La Fiac, des expositions hors les murs 

Portrait de l'artiste Yayoi Kusama.
Portrait de l’artiste Yayoi Kusama, 2017, Courtesy Ota Fine Arts, Tokyo/Singapore/Shanghai and Victoria Miro, London/Venice © YAYOI KUSAMA

 

La Fiac, c’est aussi des événements hors de son écrin avec l’avenue Winston Churchill, le Petit Palais, le jardin des Tuileries, le musée national Eugène Delacroix, ses places Vendôme et de la Concorde.

Trois événements ont retenu l’attention d’A Nous Paris, avec cette année l’artiste japonaise Yayoi Kusama, qui s’empare de la place Vendôme. Son nom n’est peut-être pas connu de tous, mais ses célèbres champignons hallucinogènes, présentés dernièrement à la fondation Louis Vuitton, ne laissent personne indifférents.
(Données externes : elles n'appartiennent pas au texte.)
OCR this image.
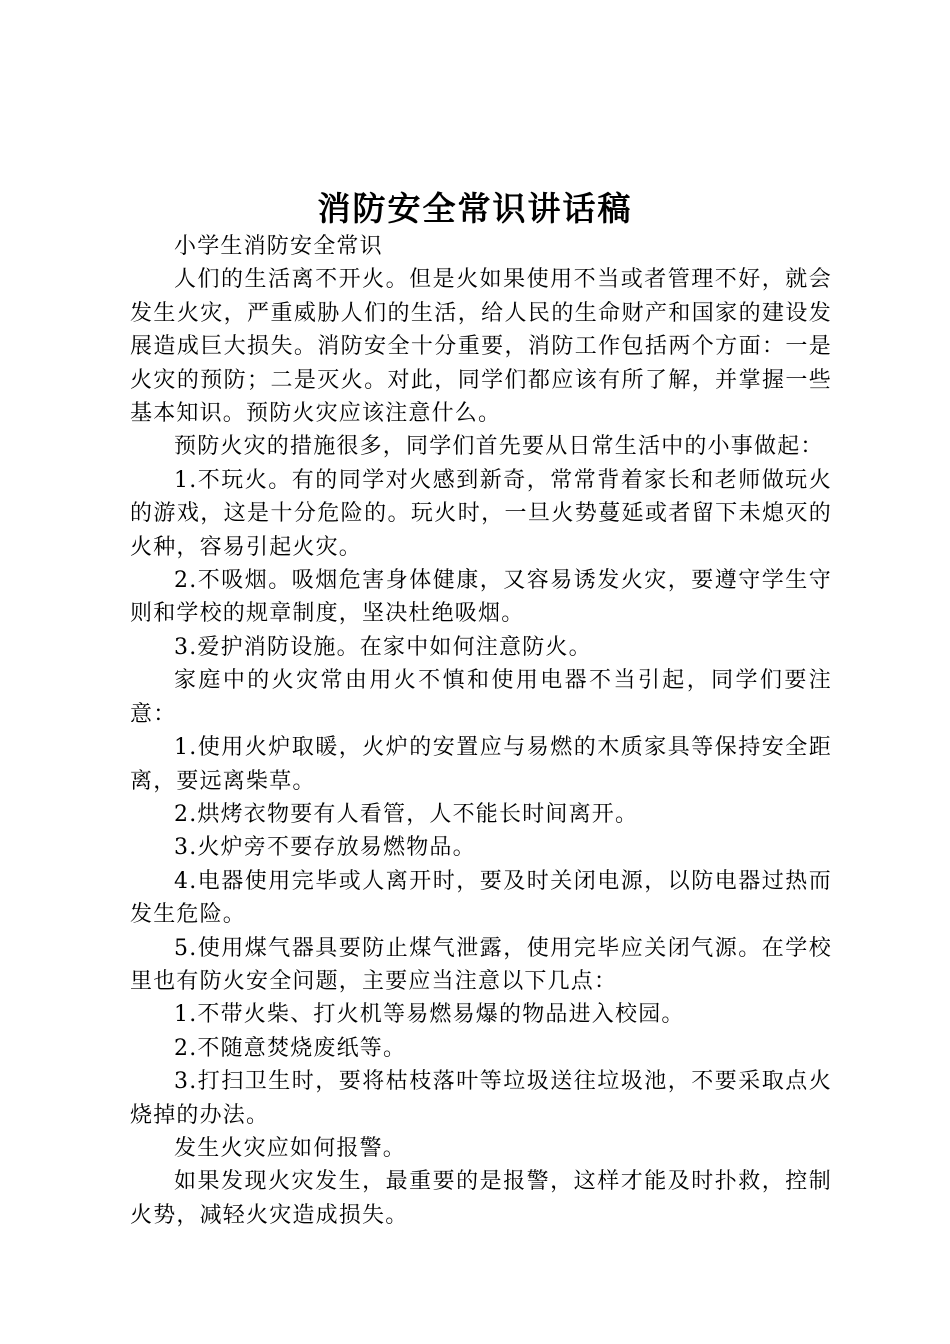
消防安全常识讲话稿

小学生消防安全常识

人们的生活离不开火。但是火如果使用不当或者管理不好，就会发生火灾，严重威胁人们的生活，给人民的生命财产和国家的建设发展造成巨大损失。消防安全十分重要，消防工作包括两个方面：一是火灾的预防；二是灭火。对此，同学们都应该有所了解，并掌握一些基本知识。预防火灾应该注意什么。

预防火灾的措施很多，同学们首先要从日常生活中的小事做起：

1.不玩火。有的同学对火感到新奇，常常背着家长和老师做玩火的游戏，这是十分危险的。玩火时，一旦火势蔓延或者留下未熄灭的火种，容易引起火灾。

2.不吸烟。吸烟危害身体健康，又容易诱发火灾，要遵守学生守则和学校的规章制度，坚决杜绝吸烟。

3.爱护消防设施。在家中如何注意防火。

家庭中的火灾常由用火不慎和使用电器不当引起，同学们要注意：

1.使用火炉取暖，火炉的安置应与易燃的木质家具等保持安全距离，要远离柴草。

2.烘烤衣物要有人看管，人不能长时间离开。

3.火炉旁不要存放易燃物品。

4.电器使用完毕或人离开时，要及时关闭电源，以防电器过热而发生危险。

5.使用煤气器具要防止煤气泄露，使用完毕应关闭气源。在学校里也有防火安全问题，主要应当注意以下几点：

1.不带火柴、打火机等易燃易爆的物品进入校园。

2.不随意焚烧废纸等。

3.打扫卫生时，要将枯枝落叶等垃圾送往垃圾池，不要采取点火烧掉的办法。

发生火灾应如何报警。

如果发现火灾发生，最重要的是报警，这样才能及时扑救，控制火势，减轻火灾造成损失。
Face aux façades classées monuments historiques et autour de la colonne, l’installation monumentale prolifère, de quoi dérouter le public habituel de cette place, désormais habitué.

Deuxième point d’orgue à ces événements, Glenn Brown au musée national Eugène Delacroix. L’artiste britannique, nommé au Turner Prize en 2000, présente des oeuvres inédites spécialement créées pour l’occasion. En regard et écho d’oeuvres du célèbre peintre et dessinateur Eugène Delacroix, Glenn Brown fait dialoguer peintures, dessins et sculptures. Les thèmes sont similaires : portrait et nature pour une volonté d’un langage et vocabulaire artistiques commun.
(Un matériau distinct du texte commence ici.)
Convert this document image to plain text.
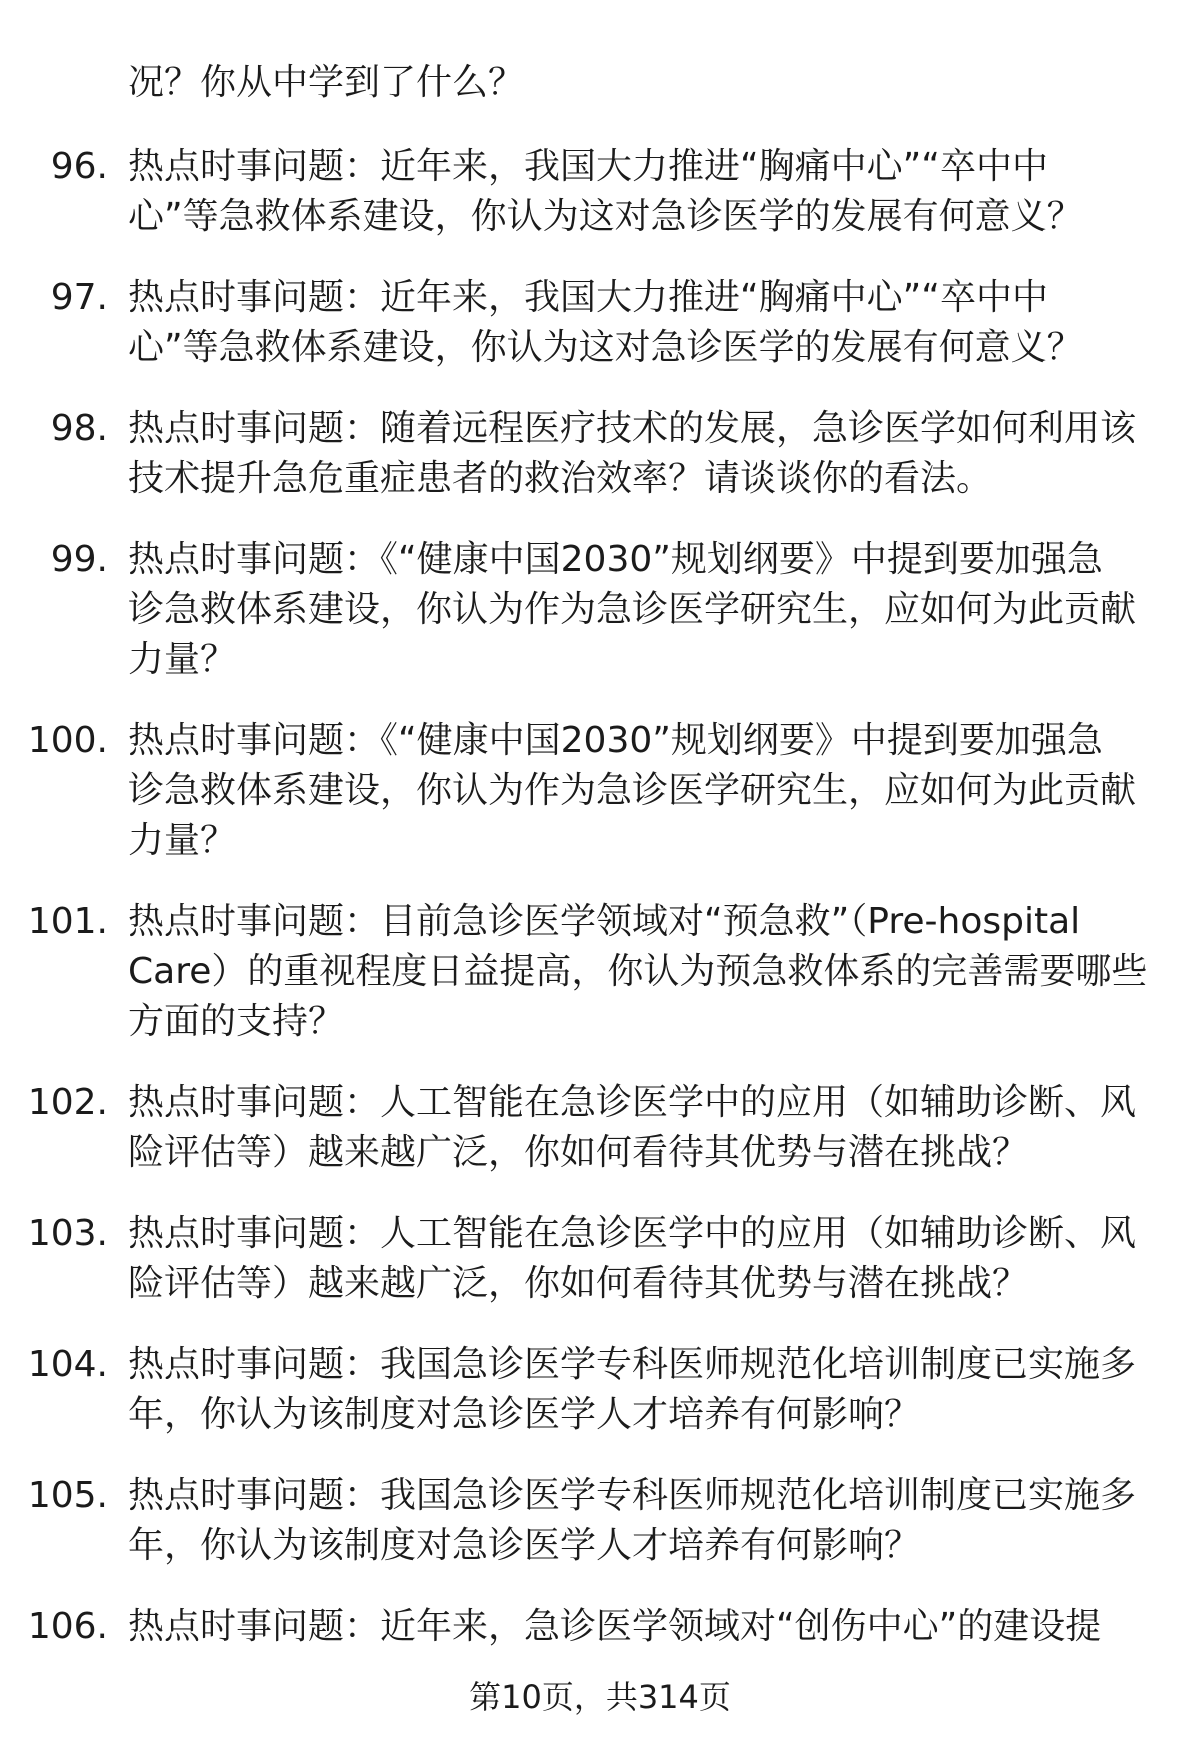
况？你从中学到了什么？
96. 热点时事问题：近年来，我国大力推进“胸痛中心”“卒中中
心”等急救体系建设，你认为这对急诊医学的发展有何意义？
97. 热点时事问题：近年来，我国大力推进“胸痛中心”“卒中中
心”等急救体系建设，你认为这对急诊医学的发展有何意义？
98. 热点时事问题：随着远程医疗技术的发展，急诊医学如何利用该
技术提升急危重症患者的救治效率？请谈谈你的看法。
99. 热点时事问题：《“健康中国2030”规划纲要》中提到要加强急
诊急救体系建设，你认为作为急诊医学研究生，应如何为此贡献
力量？
100. 热点时事问题：《“健康中国2030”规划纲要》中提到要加强急
诊急救体系建设，你认为作为急诊医学研究生，应如何为此贡献
力量？
101. 热点时事问题：目前急诊医学领域对“预急救”（Pre-hospital
Care）的重视程度日益提高，你认为预急救体系的完善需要哪些
方面的支持？
102. 热点时事问题：人工智能在急诊医学中的应用（如辅助诊断、风
险评估等）越来越广泛，你如何看待其优势与潜在挑战？
103. 热点时事问题：人工智能在急诊医学中的应用（如辅助诊断、风
险评估等）越来越广泛，你如何看待其优势与潜在挑战？
104. 热点时事问题：我国急诊医学专科医师规范化培训制度已实施多
年，你认为该制度对急诊医学人才培养有何影响？
105. 热点时事问题：我国急诊医学专科医师规范化培训制度已实施多
年，你认为该制度对急诊医学人才培养有何影响？
106. 热点时事问题：近年来，急诊医学领域对“创伤中心”的建设提
第10页，共314页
Pour la 2e année consécutive, la place de la Concorde se transforme en village constitué de structures architecturales. Ces architectures historiques et contemporaines sont des maisons d’artistes, des lieux de vie et des pièces de mobiliers urbains. Ce rendez-vous est l’occasion de découvrir ou redécouvrir des architectes et artistes reconnus à travers le monde, tels que Carlos Cruz-Diez, décédé il y a peu, Odile Decq et Jean Prouvé avec deux maisons historiques.